Eight hour day


Donated by John Ellis

Museum of Australian Democracy collection

This badge was issued in 2006 to commemorate the 150th anniversary of the Eight Hour Day in Victoria.

On 21 April 1856, after lobbying and protest by stonemasons and other tradespeople, Victoria’s colonial government approved the introduction of an eight-hour working day for Melbourne’s building trades. The move was resisted by some employers, in particular those undertaking large scale public building contracts such as Parliament House. Stonemasons celebrated their victory in a march on Monday 12 May 1856 behind the banner ‘eight hours labour, eight hours recreation, eight hours rest’.

The achievement of the eight-hour day was celebrated with annual processions held on 21 April, and in 1879 the Victorian government declared Eight Hour Day a public holiday.
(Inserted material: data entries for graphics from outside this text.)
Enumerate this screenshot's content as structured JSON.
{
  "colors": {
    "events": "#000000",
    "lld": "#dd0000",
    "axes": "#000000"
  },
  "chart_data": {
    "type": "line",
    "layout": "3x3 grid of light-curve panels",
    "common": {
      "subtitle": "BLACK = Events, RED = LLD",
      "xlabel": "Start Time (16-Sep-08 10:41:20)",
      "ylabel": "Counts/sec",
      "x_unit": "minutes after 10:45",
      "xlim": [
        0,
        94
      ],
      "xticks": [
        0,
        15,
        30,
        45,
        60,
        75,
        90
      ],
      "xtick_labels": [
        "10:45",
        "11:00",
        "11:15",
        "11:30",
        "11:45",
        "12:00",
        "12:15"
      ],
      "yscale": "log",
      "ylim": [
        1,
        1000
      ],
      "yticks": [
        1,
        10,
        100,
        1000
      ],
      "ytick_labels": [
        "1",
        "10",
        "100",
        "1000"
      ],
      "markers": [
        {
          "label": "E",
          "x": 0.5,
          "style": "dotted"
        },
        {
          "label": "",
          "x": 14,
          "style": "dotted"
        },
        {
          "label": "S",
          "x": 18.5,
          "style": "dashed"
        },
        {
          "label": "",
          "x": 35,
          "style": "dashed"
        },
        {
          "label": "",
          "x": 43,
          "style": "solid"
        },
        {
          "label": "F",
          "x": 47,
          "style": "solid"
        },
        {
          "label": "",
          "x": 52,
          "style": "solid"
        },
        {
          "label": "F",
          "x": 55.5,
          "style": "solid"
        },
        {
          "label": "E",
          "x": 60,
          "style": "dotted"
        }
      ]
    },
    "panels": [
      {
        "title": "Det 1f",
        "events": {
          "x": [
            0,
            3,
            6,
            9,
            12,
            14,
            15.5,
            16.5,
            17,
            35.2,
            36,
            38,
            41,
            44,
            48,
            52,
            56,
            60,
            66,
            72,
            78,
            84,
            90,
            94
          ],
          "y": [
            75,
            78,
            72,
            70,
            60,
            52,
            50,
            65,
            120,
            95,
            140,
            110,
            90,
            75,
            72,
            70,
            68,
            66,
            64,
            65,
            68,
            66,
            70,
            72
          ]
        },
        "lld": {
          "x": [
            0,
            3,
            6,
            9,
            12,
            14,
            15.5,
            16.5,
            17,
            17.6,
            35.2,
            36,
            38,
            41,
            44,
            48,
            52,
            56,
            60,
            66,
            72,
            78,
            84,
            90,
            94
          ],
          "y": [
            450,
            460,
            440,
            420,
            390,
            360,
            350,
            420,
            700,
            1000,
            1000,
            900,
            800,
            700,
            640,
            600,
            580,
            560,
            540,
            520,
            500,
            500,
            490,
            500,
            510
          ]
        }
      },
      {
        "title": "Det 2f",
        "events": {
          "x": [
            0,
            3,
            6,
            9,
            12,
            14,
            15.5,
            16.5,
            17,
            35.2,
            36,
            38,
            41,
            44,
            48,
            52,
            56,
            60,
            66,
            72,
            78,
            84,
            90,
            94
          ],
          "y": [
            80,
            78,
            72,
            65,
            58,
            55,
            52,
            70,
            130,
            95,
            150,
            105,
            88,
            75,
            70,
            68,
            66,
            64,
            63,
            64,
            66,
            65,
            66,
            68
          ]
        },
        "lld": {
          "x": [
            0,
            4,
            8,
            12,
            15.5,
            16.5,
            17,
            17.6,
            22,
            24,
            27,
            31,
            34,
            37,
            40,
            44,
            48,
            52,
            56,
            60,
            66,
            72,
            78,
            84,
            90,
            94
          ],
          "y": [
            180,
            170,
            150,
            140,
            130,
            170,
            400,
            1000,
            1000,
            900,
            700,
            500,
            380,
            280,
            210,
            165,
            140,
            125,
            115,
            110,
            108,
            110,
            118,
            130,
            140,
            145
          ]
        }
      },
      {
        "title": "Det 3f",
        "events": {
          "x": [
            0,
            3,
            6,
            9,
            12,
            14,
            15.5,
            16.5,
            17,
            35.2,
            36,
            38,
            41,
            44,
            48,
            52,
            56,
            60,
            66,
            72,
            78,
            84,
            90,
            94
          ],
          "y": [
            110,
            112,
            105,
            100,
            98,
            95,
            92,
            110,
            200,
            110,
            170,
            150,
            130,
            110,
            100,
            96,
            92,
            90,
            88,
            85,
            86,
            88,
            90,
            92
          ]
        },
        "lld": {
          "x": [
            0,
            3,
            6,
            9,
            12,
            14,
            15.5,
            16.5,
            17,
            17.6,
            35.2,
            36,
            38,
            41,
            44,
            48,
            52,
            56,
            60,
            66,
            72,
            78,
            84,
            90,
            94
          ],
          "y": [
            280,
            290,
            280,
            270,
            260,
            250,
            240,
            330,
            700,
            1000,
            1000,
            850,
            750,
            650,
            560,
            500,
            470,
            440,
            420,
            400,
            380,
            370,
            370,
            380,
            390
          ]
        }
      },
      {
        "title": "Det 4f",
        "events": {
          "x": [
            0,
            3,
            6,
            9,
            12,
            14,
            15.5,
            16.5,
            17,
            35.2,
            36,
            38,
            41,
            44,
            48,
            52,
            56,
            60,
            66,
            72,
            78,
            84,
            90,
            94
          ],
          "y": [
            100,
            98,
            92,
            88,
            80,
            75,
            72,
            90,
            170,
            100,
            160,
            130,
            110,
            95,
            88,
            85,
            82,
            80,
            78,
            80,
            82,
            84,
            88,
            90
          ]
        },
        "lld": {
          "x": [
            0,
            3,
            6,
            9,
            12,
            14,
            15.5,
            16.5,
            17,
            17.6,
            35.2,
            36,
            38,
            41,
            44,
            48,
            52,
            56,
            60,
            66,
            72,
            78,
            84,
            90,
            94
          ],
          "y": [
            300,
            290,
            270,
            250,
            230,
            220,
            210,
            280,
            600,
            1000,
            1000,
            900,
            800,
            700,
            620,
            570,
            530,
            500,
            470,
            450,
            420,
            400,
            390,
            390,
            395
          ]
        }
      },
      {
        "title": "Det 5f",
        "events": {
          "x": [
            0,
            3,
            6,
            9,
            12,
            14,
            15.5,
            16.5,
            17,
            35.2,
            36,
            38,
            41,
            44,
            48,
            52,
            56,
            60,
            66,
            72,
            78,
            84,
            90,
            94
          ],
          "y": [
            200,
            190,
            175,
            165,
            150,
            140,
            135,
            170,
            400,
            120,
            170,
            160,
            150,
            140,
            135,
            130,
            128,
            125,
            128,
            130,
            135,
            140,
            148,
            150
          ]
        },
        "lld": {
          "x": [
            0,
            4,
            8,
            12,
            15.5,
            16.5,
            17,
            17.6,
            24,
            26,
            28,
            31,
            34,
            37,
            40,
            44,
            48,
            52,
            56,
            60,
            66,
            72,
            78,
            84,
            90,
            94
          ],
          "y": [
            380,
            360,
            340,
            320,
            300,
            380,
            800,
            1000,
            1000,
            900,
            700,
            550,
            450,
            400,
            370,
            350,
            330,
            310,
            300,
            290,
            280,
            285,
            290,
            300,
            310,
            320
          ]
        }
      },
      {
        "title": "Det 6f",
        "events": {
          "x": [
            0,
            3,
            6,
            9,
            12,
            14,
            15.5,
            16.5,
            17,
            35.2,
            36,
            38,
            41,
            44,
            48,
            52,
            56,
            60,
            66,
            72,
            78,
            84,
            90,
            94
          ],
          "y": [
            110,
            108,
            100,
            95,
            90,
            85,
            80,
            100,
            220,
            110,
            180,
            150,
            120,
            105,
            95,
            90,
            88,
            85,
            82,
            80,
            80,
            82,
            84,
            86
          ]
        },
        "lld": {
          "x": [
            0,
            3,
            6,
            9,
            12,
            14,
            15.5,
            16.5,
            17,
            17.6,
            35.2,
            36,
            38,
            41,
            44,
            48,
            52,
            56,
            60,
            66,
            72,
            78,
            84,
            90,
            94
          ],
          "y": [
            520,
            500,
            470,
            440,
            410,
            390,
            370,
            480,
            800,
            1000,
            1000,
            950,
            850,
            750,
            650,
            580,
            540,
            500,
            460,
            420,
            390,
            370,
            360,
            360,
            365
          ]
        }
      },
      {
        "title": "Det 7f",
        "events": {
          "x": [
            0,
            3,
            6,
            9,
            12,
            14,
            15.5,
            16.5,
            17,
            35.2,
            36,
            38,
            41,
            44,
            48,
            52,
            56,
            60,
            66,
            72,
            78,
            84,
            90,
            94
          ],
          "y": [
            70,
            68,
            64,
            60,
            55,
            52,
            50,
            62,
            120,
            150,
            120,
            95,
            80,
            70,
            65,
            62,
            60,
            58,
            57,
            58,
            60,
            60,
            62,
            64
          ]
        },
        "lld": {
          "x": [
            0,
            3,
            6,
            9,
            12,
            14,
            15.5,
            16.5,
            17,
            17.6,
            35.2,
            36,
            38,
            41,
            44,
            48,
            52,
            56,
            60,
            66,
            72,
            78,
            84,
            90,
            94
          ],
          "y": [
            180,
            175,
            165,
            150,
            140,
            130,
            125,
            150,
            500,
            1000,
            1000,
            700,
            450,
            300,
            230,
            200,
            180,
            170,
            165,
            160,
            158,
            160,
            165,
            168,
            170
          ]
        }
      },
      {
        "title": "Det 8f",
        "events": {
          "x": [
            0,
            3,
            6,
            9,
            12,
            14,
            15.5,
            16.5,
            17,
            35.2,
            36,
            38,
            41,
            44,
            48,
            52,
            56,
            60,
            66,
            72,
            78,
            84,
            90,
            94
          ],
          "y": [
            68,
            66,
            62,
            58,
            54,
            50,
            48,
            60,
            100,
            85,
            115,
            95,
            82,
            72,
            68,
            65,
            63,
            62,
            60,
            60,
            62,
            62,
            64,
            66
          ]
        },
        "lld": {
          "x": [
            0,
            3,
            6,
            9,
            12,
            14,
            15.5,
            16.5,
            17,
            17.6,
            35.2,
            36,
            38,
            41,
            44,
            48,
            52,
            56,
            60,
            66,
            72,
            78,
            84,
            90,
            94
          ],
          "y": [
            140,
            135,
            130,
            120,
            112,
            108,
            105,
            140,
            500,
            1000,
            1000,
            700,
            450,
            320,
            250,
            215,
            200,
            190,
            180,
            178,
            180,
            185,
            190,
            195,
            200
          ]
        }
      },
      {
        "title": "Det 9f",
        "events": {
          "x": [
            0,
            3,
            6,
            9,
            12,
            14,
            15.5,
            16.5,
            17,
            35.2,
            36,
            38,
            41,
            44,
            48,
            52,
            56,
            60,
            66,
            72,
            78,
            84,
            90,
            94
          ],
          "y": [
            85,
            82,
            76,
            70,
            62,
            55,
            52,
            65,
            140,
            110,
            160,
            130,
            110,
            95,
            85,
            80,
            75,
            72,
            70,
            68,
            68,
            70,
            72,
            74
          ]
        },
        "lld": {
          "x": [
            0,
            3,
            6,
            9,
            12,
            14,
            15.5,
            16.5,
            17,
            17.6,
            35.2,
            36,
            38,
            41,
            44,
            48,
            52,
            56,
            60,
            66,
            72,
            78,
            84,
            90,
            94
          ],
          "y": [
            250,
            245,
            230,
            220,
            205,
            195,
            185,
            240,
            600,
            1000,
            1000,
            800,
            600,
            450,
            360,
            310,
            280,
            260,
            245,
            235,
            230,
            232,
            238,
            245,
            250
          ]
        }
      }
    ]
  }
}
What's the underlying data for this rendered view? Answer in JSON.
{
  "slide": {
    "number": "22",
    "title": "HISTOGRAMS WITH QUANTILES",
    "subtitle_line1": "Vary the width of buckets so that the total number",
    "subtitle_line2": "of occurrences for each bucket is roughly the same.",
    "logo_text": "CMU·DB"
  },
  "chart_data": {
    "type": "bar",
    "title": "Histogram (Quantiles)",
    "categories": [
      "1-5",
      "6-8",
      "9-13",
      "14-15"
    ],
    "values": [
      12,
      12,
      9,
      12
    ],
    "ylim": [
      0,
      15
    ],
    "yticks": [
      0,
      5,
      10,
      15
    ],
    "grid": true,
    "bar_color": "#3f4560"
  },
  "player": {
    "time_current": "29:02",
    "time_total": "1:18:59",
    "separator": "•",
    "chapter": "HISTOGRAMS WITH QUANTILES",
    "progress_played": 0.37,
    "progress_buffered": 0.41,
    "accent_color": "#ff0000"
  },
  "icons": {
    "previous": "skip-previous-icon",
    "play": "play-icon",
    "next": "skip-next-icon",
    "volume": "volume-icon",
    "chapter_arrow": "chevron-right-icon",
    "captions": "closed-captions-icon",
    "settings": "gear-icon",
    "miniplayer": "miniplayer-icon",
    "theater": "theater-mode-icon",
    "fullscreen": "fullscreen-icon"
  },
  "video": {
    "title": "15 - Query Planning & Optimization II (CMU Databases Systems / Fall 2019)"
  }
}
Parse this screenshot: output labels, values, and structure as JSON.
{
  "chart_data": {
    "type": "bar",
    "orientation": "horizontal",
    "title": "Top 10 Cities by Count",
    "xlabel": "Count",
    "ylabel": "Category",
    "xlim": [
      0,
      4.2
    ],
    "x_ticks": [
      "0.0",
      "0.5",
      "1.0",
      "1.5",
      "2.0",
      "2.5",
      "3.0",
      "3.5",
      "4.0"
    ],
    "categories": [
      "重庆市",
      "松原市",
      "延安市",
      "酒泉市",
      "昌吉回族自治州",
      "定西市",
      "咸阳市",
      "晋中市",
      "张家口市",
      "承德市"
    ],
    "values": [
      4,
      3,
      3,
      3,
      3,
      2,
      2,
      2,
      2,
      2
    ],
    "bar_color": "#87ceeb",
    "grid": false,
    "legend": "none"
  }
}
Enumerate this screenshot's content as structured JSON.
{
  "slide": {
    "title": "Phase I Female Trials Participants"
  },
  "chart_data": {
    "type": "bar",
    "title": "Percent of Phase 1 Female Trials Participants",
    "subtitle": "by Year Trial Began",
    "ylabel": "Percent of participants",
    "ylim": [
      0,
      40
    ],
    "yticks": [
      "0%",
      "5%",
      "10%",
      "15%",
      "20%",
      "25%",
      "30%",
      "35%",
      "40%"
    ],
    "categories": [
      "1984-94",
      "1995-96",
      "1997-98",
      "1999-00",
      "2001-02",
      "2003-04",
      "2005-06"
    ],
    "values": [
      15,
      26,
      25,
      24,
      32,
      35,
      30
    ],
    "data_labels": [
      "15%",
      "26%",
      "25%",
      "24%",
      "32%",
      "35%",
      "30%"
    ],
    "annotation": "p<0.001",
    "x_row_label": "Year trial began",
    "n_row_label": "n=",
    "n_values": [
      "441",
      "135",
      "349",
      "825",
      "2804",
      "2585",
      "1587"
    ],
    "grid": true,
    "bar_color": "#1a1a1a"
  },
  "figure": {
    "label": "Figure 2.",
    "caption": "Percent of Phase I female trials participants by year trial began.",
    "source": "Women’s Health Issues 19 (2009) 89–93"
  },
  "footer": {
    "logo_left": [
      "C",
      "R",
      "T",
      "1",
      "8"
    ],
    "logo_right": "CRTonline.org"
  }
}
The processions were the largest public processions held in Melbourne and country towns for decades. Workers marched with banners and floats, watched by the wider community, and the day culminated in picnics and sporting events.

In 1934 Eight Hour Day was renamed Labour Day. The austerity of the Depression and Second World War saw the decline of marches, and the final Labour Day march occurred in 1951.

The donor of this badge John Ellis writes:

This badge commemorates the time when union workers won the right to eight hours of work, eight hours of rest and eight hours of recreation. This was a wonderful achievement by the union movement and makes me feel proud to be a unionist (AMWU–Retired members group). With our present-day working culture swamped by corporate mobilisation and job insecurity, workers are often forced to work several jobs to make ends meet and this disrupts family life. Luckily there are still some strong unions, but some workers’ rights have been eroded due to employer pressure upon government.